SUMMARY: The regulation of cytokine production and T cell proliferation by other cytokines is mandatory in mediating inflammatory responses but the full understanding is far from complete. We have previously reported increased production of IL-2 and IL-2 receptors (IL-2R) in IgA nephropathy. The present study was undertaken to examine other cytokine production during T cell activation in IgA nephropathy. Peripheral blood mononuclear cells (PBMC) from 17 IgA nephritic patients and 14 controls were cultured with phytohaemagglutinin and phorbol myristate acetate for 48 h for maximal cytokine production.

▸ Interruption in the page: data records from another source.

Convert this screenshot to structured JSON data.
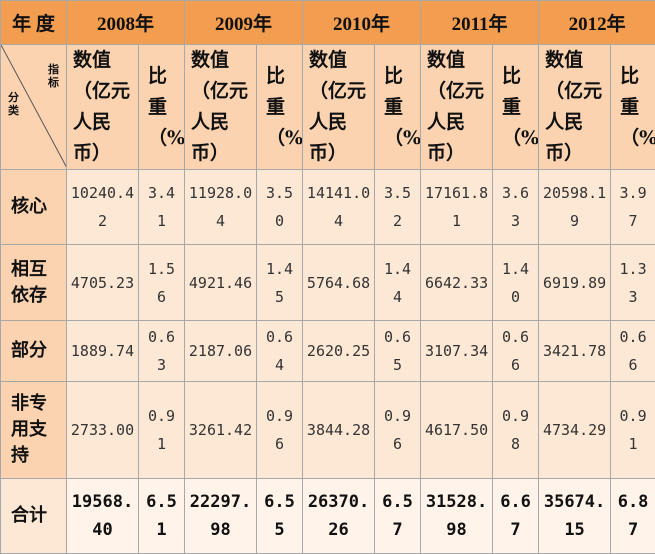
{
  "header": {
    "year_label": "年  度",
    "years": [
      "2008年",
      "2009年",
      "2010年",
      "2011年",
      "2012年"
    ]
  },
  "subheader": {
    "value_label": "数值（亿元人民币）",
    "ratio_label": "比重（%）",
    "diag_top": "指标",
    "diag_bottom": "分类"
  },
  "rows": [
    {
      "category": "核心",
      "cells": [
        [
          "10240.42",
          "3.41"
        ],
        [
          "11928.04",
          "3.50"
        ],
        [
          "14141.04",
          "3.52"
        ],
        [
          "17161.81",
          "3.63"
        ],
        [
          "20598.19",
          "3.97"
        ]
      ]
    },
    {
      "category": "相互依存",
      "cells": [
        [
          "4705.23",
          "1.56"
        ],
        [
          "4921.46",
          "1.45"
        ],
        [
          "5764.68",
          "1.44"
        ],
        [
          "6642.33",
          "1.40"
        ],
        [
          "6919.89",
          "1.33"
        ]
      ]
    },
    {
      "category": "部分",
      "cells": [
        [
          "1889.74",
          "0.63"
        ],
        [
          "2187.06",
          "0.64"
        ],
        [
          "2620.25",
          "0.65"
        ],
        [
          "3107.34",
          "0.66"
        ],
        [
          "3421.78",
          "0.66"
        ]
      ]
    },
    {
      "category": "非专用支持",
      "cells": [
        [
          "2733.00",
          "0.91"
        ],
        [
          "3261.42",
          "0.96"
        ],
        [
          "3844.28",
          "0.96"
        ],
        [
          "4617.50",
          "0.98"
        ],
        [
          "4734.29",
          "0.91"
        ]
      ]
    },
    {
      "category": "合计",
      "cells": [
        [
          "19568.40",
          "6.51"
        ],
        [
          "22297.98",
          "6.55"
        ],
        [
          "26370.26",
          "6.57"
        ],
        [
          "31528.98",
          "6.67"
        ],
        [
          "35674.15",
          "6.87"
        ]
      ]
    }
  ],
  "colors": {
    "header_bg": "#f29d4f",
    "subheader_bg": "#fbd3b1",
    "cell_bg": "#fde8d6",
    "total_bg": "#fff3ea"
  }
}
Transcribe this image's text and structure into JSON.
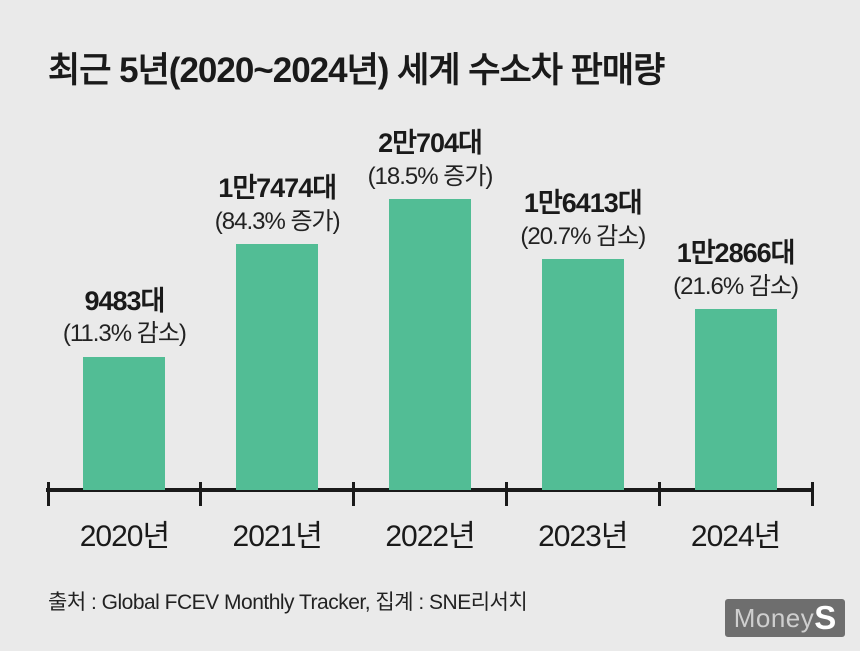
{
  "title": "최근 5년(2020~2024년) 세계 수소차 판매량",
  "source": "출처 : Global FCEV Monthly Tracker, 집계 : SNE리서치",
  "logo": {
    "money": "Money",
    "s": "S"
  },
  "colors": {
    "background": "#eaeaea",
    "bar": "#52bd95",
    "axis": "#1a1a1a",
    "text": "#1a1a1a",
    "logo_background": "#6e6e6e"
  },
  "chart_data": {
    "type": "bar",
    "title": "최근 5년(2020~2024년) 세계 수소차 판매량",
    "categories": [
      "2020년",
      "2021년",
      "2022년",
      "2023년",
      "2024년"
    ],
    "values": [
      9483,
      17474,
      20704,
      16413,
      12866
    ],
    "value_labels": [
      "9483대",
      "1만7474대",
      "2만704대",
      "1만6413대",
      "1만2866대"
    ],
    "change_labels": [
      "(11.3% 감소)",
      "(84.3% 증가)",
      "(18.5% 증가)",
      "(20.7% 감소)",
      "(21.6% 감소)"
    ],
    "xlabel": "",
    "ylabel": "",
    "ylim": [
      0,
      20704
    ],
    "grid": false,
    "legend": false,
    "bar_color": "#52bd95",
    "unit": "대 (vehicles)"
  }
}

IL-2Rs and IL-4 receptors (IL-4Rs) expressed on cultured PBMC were studied by a radioimmunoassay using monoclonal antibodies against these receptors. Although the total cellular IL-2R expression and percentages of T helper and T suppressor cells did not differ between the patients and controls, there was a significant increase in activated T helper cells expressing IL-2R in patients with IgA nephropathy. The total cellular IL-4R expression was elevated in IgA nephritic patients (P<0.005). IL-2 production by PBMC was raised in IgA nephritic patients compared with controls (P<0.05) but no difference in IL-4 or IL-6 production was observed. The interferon-gamma production by PBMC was significantly increased in patients with IgA nephropathy (P< 0.025). No correlation was observed between individual cytokine levels. Our data suggest there are selective increases in cytokine production in IgA nephropathy.